The country with the most customers is the USA with almost twice as many as Canada, this is also reflected in total sales.  Some other countries have higher average sales or average customer total sales, like Czech Republic.  Countries with only 1 customer have all been placed in "Other" category, and together they have sales of 1094, slightly higher than the USA, but this is the combined total from 15 countries.

In [67]:
%%sql
SELECT a.name artist,
       COUNT(DISTINCT(plt.playlist_id)) number_of_playlists
  FROM playlist_track plt
 INNER JOIN track t
    ON plt.track_id = t.track_id
 INNER JOIN album al
    ON t.album_id = al.album_id
 INNER JOIN artist a
    ON al.artist_id = a.artist_id
 GROUP BY artist
 ORDER BY number_of_playlists DESC
 LIMIT 5;
 


Done.


artist,number_of_playlists
Eugene Ormandy,7
Academy of St.
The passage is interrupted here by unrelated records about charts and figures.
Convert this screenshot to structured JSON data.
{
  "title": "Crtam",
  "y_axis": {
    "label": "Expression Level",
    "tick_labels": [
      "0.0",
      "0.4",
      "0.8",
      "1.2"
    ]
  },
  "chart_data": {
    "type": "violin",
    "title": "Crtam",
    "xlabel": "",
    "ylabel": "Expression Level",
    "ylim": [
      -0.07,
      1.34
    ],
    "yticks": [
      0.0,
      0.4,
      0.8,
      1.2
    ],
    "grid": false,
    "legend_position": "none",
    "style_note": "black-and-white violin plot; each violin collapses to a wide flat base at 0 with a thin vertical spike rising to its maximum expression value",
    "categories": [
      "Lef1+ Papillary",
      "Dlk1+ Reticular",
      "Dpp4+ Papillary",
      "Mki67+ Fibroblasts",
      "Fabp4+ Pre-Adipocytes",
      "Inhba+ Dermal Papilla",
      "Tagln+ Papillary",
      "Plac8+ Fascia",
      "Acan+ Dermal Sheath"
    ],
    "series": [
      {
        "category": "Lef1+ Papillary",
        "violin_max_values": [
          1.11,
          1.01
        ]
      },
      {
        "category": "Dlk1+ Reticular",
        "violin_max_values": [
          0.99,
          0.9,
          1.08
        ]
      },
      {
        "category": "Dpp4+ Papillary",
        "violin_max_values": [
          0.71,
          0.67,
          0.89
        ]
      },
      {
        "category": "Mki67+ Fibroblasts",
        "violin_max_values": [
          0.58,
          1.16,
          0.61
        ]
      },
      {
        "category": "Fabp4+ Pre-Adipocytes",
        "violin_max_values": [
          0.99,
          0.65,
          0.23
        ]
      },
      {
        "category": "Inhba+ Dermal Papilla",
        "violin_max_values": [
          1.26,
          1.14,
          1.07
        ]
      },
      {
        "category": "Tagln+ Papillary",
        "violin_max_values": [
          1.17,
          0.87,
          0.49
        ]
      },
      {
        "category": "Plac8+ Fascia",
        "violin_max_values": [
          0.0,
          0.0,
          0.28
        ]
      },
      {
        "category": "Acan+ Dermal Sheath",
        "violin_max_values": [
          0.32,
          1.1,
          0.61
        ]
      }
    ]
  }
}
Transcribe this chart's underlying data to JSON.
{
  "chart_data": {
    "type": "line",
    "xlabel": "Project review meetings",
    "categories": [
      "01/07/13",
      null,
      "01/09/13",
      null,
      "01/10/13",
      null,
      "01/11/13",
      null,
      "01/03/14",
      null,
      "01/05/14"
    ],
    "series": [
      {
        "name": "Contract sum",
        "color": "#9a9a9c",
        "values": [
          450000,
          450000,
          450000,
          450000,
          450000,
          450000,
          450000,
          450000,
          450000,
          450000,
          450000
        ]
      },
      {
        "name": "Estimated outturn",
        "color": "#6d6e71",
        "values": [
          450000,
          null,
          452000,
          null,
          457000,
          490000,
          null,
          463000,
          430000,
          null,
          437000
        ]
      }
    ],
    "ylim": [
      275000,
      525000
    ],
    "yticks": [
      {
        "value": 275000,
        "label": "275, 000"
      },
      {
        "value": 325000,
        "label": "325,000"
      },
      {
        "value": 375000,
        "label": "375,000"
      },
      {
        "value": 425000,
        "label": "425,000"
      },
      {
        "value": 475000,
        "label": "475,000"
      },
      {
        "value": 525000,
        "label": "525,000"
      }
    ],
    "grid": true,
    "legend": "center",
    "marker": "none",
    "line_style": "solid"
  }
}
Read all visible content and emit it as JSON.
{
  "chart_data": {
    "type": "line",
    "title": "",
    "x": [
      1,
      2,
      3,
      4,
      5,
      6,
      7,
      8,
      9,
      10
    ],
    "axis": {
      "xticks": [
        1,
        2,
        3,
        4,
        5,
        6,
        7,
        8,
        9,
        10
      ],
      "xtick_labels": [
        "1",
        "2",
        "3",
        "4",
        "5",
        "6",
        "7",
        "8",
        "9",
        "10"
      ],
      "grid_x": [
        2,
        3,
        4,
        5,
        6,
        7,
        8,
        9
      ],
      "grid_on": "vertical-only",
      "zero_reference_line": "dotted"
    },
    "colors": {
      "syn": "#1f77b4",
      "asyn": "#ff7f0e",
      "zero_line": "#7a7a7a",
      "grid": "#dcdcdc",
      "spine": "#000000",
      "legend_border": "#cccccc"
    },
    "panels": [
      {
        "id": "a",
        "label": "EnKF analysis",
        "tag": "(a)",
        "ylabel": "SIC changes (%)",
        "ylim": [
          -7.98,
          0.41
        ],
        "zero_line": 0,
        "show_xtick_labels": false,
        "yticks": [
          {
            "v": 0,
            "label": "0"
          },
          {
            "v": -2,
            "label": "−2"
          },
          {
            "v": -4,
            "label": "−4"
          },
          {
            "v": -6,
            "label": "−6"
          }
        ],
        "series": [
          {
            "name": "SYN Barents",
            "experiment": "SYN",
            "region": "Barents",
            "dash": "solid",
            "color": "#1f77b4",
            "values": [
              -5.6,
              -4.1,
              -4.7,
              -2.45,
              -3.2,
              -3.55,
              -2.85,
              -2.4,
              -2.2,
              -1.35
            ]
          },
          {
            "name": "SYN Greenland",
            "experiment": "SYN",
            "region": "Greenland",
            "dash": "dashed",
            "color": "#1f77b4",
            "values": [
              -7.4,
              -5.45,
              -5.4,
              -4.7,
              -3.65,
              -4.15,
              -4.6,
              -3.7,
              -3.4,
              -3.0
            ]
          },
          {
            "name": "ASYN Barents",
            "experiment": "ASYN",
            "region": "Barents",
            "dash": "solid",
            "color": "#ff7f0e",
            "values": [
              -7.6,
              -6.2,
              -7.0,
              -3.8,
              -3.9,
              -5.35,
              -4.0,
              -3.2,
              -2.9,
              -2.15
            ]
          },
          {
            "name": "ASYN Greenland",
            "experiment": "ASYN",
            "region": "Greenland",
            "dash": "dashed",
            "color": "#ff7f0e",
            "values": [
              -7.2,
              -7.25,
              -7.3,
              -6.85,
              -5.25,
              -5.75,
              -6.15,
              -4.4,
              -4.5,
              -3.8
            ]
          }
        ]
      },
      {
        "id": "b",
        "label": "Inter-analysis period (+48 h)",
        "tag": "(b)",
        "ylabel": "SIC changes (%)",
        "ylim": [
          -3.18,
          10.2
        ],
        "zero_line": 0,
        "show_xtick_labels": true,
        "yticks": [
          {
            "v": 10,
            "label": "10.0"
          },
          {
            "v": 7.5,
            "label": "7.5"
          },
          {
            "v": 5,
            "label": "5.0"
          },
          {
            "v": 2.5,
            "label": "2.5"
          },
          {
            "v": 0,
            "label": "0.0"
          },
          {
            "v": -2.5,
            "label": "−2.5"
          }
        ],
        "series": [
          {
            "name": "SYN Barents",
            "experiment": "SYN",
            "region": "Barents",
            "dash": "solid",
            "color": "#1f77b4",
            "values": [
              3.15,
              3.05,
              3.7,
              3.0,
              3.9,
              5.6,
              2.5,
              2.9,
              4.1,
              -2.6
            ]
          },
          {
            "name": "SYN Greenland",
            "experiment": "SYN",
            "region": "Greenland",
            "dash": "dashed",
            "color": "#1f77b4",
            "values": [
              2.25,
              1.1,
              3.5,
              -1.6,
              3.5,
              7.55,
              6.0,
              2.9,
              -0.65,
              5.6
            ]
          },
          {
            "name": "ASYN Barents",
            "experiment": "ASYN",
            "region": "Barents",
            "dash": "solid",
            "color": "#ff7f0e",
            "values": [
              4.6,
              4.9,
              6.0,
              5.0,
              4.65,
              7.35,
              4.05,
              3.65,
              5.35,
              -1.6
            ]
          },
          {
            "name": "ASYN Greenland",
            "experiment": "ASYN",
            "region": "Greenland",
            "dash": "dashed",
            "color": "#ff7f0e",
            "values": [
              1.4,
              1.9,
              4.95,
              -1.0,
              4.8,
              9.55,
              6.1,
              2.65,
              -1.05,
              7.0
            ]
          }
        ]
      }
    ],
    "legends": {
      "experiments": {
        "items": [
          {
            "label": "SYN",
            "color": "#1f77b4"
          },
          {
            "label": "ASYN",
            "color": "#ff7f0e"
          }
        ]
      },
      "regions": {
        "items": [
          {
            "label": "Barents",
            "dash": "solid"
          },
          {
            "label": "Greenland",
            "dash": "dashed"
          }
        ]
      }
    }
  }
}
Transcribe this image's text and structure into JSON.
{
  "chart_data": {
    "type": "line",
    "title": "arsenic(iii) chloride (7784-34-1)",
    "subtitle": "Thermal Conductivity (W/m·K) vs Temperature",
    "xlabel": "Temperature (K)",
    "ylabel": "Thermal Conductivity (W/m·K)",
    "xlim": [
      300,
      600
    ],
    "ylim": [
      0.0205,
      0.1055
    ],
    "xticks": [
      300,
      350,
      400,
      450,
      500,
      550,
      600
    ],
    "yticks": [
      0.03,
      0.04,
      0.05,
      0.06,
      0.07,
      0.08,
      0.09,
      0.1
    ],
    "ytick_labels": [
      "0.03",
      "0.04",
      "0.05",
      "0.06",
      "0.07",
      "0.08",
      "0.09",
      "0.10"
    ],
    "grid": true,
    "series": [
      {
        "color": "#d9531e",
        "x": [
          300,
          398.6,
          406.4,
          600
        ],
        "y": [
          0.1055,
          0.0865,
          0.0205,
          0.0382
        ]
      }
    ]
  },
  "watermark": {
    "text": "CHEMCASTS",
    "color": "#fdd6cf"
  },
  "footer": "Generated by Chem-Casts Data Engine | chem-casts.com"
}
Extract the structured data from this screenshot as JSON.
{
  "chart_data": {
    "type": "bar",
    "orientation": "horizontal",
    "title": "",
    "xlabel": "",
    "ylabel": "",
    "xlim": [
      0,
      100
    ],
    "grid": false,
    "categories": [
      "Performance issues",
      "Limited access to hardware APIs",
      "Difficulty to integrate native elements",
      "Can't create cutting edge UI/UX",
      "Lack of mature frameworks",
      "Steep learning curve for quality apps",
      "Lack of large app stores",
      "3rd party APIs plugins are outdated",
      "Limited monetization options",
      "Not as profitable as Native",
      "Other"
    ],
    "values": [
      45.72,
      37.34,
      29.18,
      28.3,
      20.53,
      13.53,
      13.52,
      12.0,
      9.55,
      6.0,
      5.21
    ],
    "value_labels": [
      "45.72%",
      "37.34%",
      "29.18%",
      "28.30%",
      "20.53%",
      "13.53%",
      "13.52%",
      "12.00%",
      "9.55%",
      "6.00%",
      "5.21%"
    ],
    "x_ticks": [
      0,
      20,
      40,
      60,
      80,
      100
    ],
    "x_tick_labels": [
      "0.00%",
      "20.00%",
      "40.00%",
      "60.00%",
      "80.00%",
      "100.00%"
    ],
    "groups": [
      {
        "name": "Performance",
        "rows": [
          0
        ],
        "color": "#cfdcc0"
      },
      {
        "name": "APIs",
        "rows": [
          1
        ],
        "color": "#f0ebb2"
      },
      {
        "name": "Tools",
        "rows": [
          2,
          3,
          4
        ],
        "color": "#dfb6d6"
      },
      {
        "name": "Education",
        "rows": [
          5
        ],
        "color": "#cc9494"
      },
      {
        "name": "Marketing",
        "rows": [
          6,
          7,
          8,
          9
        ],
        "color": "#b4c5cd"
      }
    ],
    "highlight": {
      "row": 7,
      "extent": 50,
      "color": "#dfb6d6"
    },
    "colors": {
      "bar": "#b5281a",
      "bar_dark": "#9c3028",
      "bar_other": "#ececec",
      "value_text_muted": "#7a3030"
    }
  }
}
Martin in the Fields & Sir Neville Marriner,6
Berliner Philharmoniker & Herbert Von Karajan,6
English Concert & Trevor Pinnock,6
The King's Singers,6


## Artists in Playlists

The artist in the most playlists is Eugene Ormandy with 7.

In [121]:
%%sql

SELECT CASE
           WHEN il.track_id IS NULL THEN "Not purchased"
           ELSE "Purchased"
           END AS was_purchased,
        COUNT(DISTINCT(t.track_id)) count,
        CAST(COUNT(DISTINCT(t.track_id)) as float) / (SELECT COUNT(*)
           FROM track) percentage
  FROM track t
  LEFT JOIN invoice_line il
    ON t.track_id = il.track_id
 GROUP BY was_purchased


Done.


was_purchased,count,percentage
Not purchased,1697,0.4844419069369112
Purchased,1806,0.5155580930630888


## Purchased Tracks

Roughly half of all tracks available have been purchased.

In [125]:
%%sql

SELECT mt.name,
       COUNT(*),
       ROUND(CAST(COUNT(*) AS float) / (SELECT COUNT(*)
                                    FROM track), 2) percentage
  FROM track t
 INNER JOIN media_type mt
    ON t.media_type_id = mt.media_type_id
 GROUP BY mt.name
 

Done.


name,COUNT(*),percentage
AAC audio file,11,0.0
MPEG audio file,3034,0.87
Protected AAC audio file,237,0.07
Protected MPEG-4 video file,214,0.06
Purchased AAC audio file,7,0.0


In [140]:
%%sql

SELECT COUNT(*) number_tracks_sold,
        CASE
          WHEN mt.name LIKE "%Protected%" THEN "Protected"
          ELSE "Unprotected"
          END AS protection,
       ROUND(CAST(COUNT(*) AS float) / (SELECT COUNT(*)
                                    FROM invoice_line), 2) percentage
  FROM invoice_line il
  LEFT JOIN track t
    ON il.track_id = t.track_id
  LEFT JOIN media_type mt
    ON t.media_type_id = mt.media_type_id
 GROUP BY protection

Done.


number_tracks_sold,protection,percentage
442,Protected,0.09
4315,Unprotected,0.91


## Protected VS Unprotected

Protected music files make up about 13% of all tracks available in the music store, less than 10% of track sales.  Protection is not likely to affect popularity.